Some people might prefer adding the copy in the calibrations directory as it is safe from a rm *, for example.

$ caldb add ./calibrations/processed_bias/N20170613S0180_bias.fits


reduce” uses the first filename in the input list as basename and adds _bias as a suffix to it. So if your first filename is, for example, N20170613S0180.fits, the output will be N20170613S0180_bias.fits`.

2.6. Create a Master Flat Field

Twilight flats images are used to produce an imaging master flat and the result is added to the calibration database.

$ reduce @list_of_flats.txt
$ caldb add N20170702S0178_flat.fits

Note “reduce” will query the local calibration manager for the master bias and use it in the data reduction.

Once finished you will have the master flat in the current work directory and inside ./calibrations/processed_flat. It will have a _flat suffix.

2.7. Create Master Fringe Frame


The dataset used in this tutorial does not require fringe correction so we skip this step. To find out how to produce a master fringe frame, see Create Master Fringe Frame in the Tips and Tricks chapter.

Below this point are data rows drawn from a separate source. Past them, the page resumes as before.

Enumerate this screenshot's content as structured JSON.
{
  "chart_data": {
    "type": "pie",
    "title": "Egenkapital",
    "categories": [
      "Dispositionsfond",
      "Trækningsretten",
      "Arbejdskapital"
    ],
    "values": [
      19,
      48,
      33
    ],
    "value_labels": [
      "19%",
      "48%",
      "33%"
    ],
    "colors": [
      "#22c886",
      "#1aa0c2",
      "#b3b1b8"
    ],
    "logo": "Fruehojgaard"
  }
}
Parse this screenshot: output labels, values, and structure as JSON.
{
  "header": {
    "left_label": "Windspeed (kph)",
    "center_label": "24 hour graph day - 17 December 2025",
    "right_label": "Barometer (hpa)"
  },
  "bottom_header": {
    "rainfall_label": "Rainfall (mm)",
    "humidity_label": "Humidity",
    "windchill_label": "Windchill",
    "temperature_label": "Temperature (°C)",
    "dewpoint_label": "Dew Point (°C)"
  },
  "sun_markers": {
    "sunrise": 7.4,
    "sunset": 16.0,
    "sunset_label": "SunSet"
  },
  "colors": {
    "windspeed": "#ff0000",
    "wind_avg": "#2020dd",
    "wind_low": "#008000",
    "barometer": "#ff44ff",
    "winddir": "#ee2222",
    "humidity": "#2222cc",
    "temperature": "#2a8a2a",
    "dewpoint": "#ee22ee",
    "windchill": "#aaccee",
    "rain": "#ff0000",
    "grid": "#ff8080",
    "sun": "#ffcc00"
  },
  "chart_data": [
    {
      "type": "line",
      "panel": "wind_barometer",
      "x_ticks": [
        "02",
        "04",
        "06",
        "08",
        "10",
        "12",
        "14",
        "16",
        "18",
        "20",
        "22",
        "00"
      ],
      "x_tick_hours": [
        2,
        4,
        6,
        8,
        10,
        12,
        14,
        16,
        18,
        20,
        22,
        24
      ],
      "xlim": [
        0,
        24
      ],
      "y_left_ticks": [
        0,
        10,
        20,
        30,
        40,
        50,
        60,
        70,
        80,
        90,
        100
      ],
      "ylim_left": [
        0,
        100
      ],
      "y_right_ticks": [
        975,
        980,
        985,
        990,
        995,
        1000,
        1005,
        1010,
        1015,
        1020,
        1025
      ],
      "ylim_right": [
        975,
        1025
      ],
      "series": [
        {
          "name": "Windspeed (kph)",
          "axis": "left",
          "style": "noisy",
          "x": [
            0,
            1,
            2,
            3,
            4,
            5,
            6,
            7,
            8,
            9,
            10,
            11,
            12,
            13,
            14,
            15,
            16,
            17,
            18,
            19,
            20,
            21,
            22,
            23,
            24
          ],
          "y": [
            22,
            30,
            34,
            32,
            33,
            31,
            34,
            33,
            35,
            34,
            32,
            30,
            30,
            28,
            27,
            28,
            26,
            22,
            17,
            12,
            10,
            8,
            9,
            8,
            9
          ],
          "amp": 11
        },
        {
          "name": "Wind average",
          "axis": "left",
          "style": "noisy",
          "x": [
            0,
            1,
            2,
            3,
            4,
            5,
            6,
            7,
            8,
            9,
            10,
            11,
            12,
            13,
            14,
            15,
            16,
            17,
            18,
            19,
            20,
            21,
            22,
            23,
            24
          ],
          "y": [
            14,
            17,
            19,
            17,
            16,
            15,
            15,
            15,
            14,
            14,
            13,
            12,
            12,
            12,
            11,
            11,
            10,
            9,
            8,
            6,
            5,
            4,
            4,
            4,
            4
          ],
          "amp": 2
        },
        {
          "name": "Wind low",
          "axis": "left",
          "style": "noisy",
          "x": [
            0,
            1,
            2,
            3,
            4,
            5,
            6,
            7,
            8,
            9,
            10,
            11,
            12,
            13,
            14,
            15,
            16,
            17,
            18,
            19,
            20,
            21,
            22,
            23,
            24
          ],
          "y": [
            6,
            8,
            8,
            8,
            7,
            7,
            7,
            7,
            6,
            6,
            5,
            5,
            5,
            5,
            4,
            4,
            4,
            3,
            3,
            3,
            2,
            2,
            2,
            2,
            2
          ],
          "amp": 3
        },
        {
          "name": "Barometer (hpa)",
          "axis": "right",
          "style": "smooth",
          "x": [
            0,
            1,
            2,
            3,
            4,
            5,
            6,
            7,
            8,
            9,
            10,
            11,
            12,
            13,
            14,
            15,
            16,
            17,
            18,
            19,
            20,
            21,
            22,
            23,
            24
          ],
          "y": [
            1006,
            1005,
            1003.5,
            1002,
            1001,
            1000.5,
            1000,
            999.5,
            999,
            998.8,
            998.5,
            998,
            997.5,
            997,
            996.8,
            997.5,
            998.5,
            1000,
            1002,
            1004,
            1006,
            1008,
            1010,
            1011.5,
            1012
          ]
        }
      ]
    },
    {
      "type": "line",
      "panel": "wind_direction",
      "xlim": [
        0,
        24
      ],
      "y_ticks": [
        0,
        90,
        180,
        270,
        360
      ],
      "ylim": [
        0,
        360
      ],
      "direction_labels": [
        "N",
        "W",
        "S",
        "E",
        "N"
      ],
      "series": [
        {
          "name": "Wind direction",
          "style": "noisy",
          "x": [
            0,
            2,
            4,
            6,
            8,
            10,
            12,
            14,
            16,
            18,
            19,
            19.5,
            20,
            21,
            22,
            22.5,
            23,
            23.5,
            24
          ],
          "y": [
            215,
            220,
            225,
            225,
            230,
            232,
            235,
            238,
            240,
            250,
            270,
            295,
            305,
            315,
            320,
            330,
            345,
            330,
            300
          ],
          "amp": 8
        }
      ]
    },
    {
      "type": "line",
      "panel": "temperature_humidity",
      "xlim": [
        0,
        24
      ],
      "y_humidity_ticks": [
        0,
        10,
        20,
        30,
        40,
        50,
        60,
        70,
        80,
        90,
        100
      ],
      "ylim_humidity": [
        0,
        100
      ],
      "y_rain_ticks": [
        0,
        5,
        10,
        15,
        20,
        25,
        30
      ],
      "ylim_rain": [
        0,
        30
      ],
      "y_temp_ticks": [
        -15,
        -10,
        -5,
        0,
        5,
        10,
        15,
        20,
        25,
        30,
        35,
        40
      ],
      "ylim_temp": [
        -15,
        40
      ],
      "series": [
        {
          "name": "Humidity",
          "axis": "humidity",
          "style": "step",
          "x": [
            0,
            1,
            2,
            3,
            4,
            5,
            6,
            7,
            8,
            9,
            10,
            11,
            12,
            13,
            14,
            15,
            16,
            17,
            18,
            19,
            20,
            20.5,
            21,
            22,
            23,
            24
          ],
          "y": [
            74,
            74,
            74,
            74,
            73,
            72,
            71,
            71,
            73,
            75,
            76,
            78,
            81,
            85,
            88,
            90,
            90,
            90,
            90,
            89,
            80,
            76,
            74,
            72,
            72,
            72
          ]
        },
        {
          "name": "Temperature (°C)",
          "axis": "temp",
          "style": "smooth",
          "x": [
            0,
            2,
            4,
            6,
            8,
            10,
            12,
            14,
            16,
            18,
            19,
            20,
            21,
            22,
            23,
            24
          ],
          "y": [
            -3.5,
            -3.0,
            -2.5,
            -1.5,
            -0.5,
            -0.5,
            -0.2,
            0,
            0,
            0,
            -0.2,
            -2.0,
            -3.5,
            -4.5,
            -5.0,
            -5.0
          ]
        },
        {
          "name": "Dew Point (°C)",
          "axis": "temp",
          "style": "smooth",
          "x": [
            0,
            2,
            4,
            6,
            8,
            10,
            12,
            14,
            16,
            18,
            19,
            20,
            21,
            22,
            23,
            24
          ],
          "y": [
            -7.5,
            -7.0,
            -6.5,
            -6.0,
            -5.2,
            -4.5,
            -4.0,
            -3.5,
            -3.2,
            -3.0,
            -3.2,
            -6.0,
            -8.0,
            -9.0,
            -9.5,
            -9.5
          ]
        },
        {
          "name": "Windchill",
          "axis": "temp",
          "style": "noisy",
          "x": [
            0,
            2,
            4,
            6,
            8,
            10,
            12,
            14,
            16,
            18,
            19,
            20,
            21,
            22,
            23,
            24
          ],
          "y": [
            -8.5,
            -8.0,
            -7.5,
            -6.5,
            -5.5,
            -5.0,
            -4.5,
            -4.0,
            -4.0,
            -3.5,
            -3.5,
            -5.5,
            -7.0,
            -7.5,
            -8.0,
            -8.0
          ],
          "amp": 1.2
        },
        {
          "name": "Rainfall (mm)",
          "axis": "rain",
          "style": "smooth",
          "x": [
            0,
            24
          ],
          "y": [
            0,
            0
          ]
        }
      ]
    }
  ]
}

2.8. Reduce Science Images

Once we have our calibration files processed and added to the database, we can run reduce on our science data:

$ reduce @list_of_science.txt

This command will generate bias and flat corrected files and will stack them. If a fringe frames is needed this command will apply the correction. The stacked image will have the _stack suffix.

The output stack units are in electrons (header keyword BUNIT=electrons). The output stack is stored in a multi-extension FITS (MEF) file. The science signal is in the “SCI” extension, the variance is in the “VAR” extension, and the data quality plane (mask) is in the “DQ” extension.


Depending on your version of Astropy, you might see a lot of Astropy warnings about headers and coordinates system. You can safely ignore them.

Below are one of the raw images and the final stack:


One of the multi-extensions files.


Final stacked image. The light-gray area represents the masked pixels.